A indecisão do Celso era algo que merecia ser punido a pauladas às vezes, porque ele me queria e não queria abraçar o que vinha junto com a possível relação. Quinze dias depois que o patrão me dispensou e eu cumpria lindamente meu aviso prévio trabalhado, o homem voltou atrás. Não... comigo é assim a recepção de uma notícia dessas:

— AH TÁ! QUEM NÃO QUER SOU EU!

— Cley, não grita. Se tu não quer, só diz que não quer e deu, mas usa um tom mais baixo.

— Sei lá, Celso, às vezes parece que tu tem vergonha do meu jeito.

— Não gosto desses gritos.

Eu nunca fui de me magoar tão facilmente, nem de carregar aqueles tipos de rancores a ponto de me fazer mal, só que com o Celso, tudo era meio amplificado e eu começava a sofrer.

— No aviso, você optou por sair sete dias antes, então... o seu Aparício pediu se você não poderia trabalhar normal e ele paga esses sete dias como horas extras. Fora que pode fazer comissão nesses dias.

— Topo, claro que topo. Quero a hora paga com 100%.

— Pode ser.

— Vai ser. Depois disso, eu recebo meu acerto, rapo meu FGTS e cato minhas economias pra dar entrada num canto. Olha, faço qualquer coisa pelo meu FGTS, depois vou sumir desse shopping.

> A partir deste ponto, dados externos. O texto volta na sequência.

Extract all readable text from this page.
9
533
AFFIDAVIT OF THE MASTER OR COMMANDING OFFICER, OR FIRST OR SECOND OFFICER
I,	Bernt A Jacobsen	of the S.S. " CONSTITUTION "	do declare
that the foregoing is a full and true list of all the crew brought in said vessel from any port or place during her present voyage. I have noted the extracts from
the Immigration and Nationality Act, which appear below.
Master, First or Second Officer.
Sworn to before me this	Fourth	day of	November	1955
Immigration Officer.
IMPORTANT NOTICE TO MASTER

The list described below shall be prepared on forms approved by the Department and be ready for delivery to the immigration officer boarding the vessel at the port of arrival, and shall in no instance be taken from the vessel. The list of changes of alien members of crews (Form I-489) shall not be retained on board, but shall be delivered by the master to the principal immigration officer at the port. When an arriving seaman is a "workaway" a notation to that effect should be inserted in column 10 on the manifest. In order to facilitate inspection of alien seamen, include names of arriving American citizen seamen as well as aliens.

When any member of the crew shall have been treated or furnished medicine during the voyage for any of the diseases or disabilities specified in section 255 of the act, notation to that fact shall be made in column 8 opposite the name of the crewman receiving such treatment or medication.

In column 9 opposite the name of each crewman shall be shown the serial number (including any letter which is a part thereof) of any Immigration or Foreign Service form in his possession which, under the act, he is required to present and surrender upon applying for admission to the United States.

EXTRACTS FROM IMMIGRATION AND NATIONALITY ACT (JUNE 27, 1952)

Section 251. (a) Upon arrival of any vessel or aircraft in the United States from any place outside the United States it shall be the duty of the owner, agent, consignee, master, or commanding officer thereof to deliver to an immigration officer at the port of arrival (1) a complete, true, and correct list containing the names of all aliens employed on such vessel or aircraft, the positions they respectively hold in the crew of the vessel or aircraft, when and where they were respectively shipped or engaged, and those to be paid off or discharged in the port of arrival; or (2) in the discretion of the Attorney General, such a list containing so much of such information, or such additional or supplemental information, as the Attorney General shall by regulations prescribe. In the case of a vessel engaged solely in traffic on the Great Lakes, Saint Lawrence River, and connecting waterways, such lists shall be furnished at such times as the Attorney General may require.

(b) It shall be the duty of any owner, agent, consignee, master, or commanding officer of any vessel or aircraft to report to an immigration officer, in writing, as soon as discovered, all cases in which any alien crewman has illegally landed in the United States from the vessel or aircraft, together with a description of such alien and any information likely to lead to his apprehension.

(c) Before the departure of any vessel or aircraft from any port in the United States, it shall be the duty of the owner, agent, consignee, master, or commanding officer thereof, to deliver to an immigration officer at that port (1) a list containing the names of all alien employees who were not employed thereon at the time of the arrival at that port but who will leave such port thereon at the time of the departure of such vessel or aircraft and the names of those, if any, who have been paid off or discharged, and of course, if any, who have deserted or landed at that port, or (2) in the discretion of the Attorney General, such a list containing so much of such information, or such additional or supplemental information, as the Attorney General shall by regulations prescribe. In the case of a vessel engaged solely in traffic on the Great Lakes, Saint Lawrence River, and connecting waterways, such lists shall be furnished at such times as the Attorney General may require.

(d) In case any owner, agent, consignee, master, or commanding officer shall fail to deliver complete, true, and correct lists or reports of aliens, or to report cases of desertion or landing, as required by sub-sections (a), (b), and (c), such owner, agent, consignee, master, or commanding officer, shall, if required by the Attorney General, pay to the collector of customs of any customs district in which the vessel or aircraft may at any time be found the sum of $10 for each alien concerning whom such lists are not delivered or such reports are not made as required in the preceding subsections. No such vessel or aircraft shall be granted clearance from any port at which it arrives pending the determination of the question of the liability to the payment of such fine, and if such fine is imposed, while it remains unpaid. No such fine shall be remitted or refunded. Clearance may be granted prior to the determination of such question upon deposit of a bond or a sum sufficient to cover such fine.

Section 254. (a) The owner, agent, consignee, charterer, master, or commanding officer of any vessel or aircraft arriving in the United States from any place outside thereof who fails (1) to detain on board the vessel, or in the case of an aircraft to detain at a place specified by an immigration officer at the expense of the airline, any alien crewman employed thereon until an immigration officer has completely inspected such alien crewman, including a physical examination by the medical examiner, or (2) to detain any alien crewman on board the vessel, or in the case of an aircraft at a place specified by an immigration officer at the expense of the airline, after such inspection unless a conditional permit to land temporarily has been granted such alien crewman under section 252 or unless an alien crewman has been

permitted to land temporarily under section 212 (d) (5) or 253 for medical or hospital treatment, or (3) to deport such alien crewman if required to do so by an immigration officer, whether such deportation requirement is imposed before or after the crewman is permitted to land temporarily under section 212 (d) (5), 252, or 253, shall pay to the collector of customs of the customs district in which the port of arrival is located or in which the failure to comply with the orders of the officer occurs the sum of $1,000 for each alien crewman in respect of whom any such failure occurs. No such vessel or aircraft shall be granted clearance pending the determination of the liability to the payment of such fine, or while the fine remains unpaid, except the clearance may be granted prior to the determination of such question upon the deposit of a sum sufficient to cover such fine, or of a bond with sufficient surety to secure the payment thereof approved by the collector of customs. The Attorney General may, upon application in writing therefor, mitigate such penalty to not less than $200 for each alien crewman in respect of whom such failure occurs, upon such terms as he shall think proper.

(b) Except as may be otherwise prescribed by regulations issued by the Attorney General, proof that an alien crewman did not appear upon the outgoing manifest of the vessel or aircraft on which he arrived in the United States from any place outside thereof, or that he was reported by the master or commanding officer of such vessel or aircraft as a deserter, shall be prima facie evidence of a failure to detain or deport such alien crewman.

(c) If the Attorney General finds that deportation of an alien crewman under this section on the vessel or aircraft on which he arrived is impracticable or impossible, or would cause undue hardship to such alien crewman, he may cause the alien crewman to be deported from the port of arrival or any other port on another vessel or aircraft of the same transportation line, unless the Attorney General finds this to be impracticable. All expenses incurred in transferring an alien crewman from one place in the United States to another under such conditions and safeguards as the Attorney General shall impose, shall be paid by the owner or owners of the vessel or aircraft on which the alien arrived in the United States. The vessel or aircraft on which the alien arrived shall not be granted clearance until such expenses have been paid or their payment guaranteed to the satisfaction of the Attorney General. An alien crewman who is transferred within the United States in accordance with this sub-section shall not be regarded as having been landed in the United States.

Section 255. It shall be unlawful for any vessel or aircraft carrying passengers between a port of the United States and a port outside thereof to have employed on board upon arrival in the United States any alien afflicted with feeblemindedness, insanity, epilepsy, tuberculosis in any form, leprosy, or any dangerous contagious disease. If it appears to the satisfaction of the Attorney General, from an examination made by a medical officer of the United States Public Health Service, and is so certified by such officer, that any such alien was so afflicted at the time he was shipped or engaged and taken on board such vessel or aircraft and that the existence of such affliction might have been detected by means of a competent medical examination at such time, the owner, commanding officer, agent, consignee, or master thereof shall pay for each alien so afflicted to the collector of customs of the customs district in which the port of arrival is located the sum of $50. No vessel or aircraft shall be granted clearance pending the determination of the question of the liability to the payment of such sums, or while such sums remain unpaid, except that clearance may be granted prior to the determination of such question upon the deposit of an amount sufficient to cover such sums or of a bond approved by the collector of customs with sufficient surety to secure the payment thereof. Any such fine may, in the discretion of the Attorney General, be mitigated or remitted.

— Tem outra coisa em vista?

— Lógico que sim. E tenho mesmo porque sei vender, tenho muitos conhecidos e sou conhecido, amor. Não por você, mas quero fazer aquele nojento engolir aquelas palavras. Tu vai ser um que vai ver a loja perder um monte de cliente.

— Não precisa disso, Cley... não fica com raiva de nós.

— De você e das minhas colegas não tenho raiva, mas é do velho mesmo. Mas esquece. — Seco uma gota de "raiva" do meu olho, porque não choro, apenas excreto a raiva pelo duto lacrimal, tá.

...

— Eu sabiaaa! — Abi me convida pra comer um kebab e a gente conversa na praça de alimentação. — Sabia que tu tinha grana guardada, porque nunca te vi gastando, tu ganha comissão que nem água e vive reclamando que tá "apertado".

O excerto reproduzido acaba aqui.